I am what most people would call a "fuck up". While I have a few good things going for me, sharp memory, very intelligent, I am riddled with horrible traits. When I'm not overwhelmed by extreme-[insert any emotion here], I 'relax' in a lonely meloncholy. When not depressed, I am as anxious as a Republican in San Francisco. I am awkward around nearly anyone, and I long for the smooth social skills others possess. I used to cut, but I have abstained for 2 years. I'm not in a relationship, to my disadvantage, as my 2/3 Friends (Like a fake friend, but with some sort of connection) poke fun at me about it constantly, despite their relationship statuses being no different. I know that they are being friendly, but I hate it. There's some sort of disconnect. I plead with the universe for connection with other people, but I cannot maintain nor facilitate a connection. This is part of why I am always so lonely and sad. Everyone else seems to have already "handed in their assignment" so-to-speak; they've done all the work, and now have it going for them. They have love, lots of friends a good family, etc. I know the grass isn't exactly as green as it looks from my side of the fence, but it is still much greener than that of my lawn. In my world, you name it, someone else has got it. I try to tell people of my problems, but it seems they don't take it to heart. I am at a point in my life where these things really matter, and if I'm not feeling 100%, the stress will seriously affect my future. I can't sleep some nights, with the anxiety and whatnot from all this stuff weighing down on me. I cannot fall asleep without Melatonin, and a lot of it too. 6 to 10 mg a night. High blood pressure, racing heartbeat, are a hallmark of my existence. I don't know what to feel anymore. I don't know who I am anymore. I just go through life like a slave-robot, only doing what I must to get by. I don't even know what I'm trying to say with this. I guess I'm just clearing off my chest.

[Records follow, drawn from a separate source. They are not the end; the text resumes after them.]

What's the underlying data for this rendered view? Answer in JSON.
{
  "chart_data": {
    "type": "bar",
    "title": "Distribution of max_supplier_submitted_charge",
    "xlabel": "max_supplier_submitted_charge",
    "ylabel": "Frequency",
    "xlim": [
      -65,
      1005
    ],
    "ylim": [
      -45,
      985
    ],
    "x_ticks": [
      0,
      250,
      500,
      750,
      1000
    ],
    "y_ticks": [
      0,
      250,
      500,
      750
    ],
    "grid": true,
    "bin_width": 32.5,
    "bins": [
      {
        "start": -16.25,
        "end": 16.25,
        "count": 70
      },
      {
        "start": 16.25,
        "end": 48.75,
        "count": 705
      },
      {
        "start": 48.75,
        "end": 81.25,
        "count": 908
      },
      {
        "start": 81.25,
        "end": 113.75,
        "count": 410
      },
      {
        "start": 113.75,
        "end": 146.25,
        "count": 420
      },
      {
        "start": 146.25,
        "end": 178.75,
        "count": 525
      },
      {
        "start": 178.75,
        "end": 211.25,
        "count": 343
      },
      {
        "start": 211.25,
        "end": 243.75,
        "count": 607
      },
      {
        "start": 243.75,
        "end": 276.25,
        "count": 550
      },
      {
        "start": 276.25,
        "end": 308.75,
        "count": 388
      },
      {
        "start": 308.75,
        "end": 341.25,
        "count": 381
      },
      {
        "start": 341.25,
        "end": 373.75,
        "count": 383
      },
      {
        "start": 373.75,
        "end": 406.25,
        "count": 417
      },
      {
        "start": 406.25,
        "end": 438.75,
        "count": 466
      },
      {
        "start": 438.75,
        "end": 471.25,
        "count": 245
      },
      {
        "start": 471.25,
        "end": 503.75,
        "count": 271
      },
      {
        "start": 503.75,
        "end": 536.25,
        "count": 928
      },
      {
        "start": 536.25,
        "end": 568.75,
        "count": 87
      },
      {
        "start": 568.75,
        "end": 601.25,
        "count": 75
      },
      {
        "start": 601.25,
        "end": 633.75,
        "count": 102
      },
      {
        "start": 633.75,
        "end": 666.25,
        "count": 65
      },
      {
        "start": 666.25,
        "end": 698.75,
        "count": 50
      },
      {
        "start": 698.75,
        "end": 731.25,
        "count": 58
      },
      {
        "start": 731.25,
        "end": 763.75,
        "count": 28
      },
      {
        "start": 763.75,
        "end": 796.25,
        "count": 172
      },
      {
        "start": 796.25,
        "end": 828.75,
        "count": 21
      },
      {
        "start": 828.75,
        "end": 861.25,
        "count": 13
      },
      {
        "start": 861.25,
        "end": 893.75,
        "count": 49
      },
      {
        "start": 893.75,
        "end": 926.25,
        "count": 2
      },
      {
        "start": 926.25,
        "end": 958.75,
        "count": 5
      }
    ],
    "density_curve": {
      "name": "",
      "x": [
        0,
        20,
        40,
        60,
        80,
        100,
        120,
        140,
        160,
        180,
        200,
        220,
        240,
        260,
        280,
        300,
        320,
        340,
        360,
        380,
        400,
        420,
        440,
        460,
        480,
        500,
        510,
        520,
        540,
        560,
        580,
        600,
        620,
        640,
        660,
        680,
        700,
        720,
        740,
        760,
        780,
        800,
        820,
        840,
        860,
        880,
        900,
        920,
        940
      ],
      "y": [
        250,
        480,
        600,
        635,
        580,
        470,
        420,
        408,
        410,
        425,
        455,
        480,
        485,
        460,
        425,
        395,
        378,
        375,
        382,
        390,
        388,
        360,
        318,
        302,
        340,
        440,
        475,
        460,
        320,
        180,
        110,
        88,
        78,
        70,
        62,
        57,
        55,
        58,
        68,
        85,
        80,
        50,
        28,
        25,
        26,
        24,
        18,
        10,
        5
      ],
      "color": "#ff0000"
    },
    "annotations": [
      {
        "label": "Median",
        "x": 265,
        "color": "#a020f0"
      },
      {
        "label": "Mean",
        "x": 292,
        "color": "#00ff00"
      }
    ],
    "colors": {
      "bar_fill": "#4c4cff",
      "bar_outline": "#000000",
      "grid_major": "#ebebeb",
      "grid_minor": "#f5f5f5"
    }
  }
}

Do you guys have any suggestions on how to just relax and feel more in-the-moment? I'm so preoccupied with my anxieties that its like I'm daydreaming or staring off into space while other people are attentive.
Where to start...
I am what most people would call a "fuck up". While I have a few good things going for me, sharp memory, very intelligent, I am riddled with horrible traits. When I'm not overwhelmed by extreme-[insert any emotion here], I 'relax' in a lonely meloncholy. When not depressed, I am as anxious as a Republican in San Francisco. I am awkward around nearly anyone, and I long for the smooth social skills others possess. I used to cut, but I have abstained for 2 years. I'm not in a relationship, to my disadvantage, as my 2/3 Friends (Like a fake friend, but with some sort of connection) poke fun at me about it constantly, despite their relationship statuses being no different. I know that they are being friendly, but I hate it. There's some sort of disconnect. I plead with the universe for connection with other people, but I cannot maintain nor facilitate a connection. This is part of why I am always so lonely and sad. Everyone else seems to have already "handed in their assignment" so-to-speak; they've done all the work, and now have it going for them. They have love, lots of friends a good family, etc. I know the grass isn't exactly as green as it looks from my side of the fence, but it is still much greener than that of my lawn. In my world, you name it, someone else has got it. I try to tell people of my problems, but it seems they don't take it to heart. I am at a point in my life where these things really matter, and if I'm not feeling 100%, the stress will seriously affect my future. I can't sleep some nights, with the anxiety and whatnot from all this stuff weighing down on me. I cannot fall asleep without Melatonin, and a lot of it too. 6 to 10 mg a night. High blood pressure, racing heartbeat, are a hallmark of my existence. I don't know what to feel anymore. I don't know who I am anymore. I just go through life like a slave-robot, only doing what I must to get by. I don't even know what I'm trying to say with this. I guess I'm just clearing off my chest.
Do you guys have any suggestions on how to just relax and feel more in-the-moment? I'm so preoccupied with my anxieties that its like I'm daydreaming or staring off into space while other people are attentive.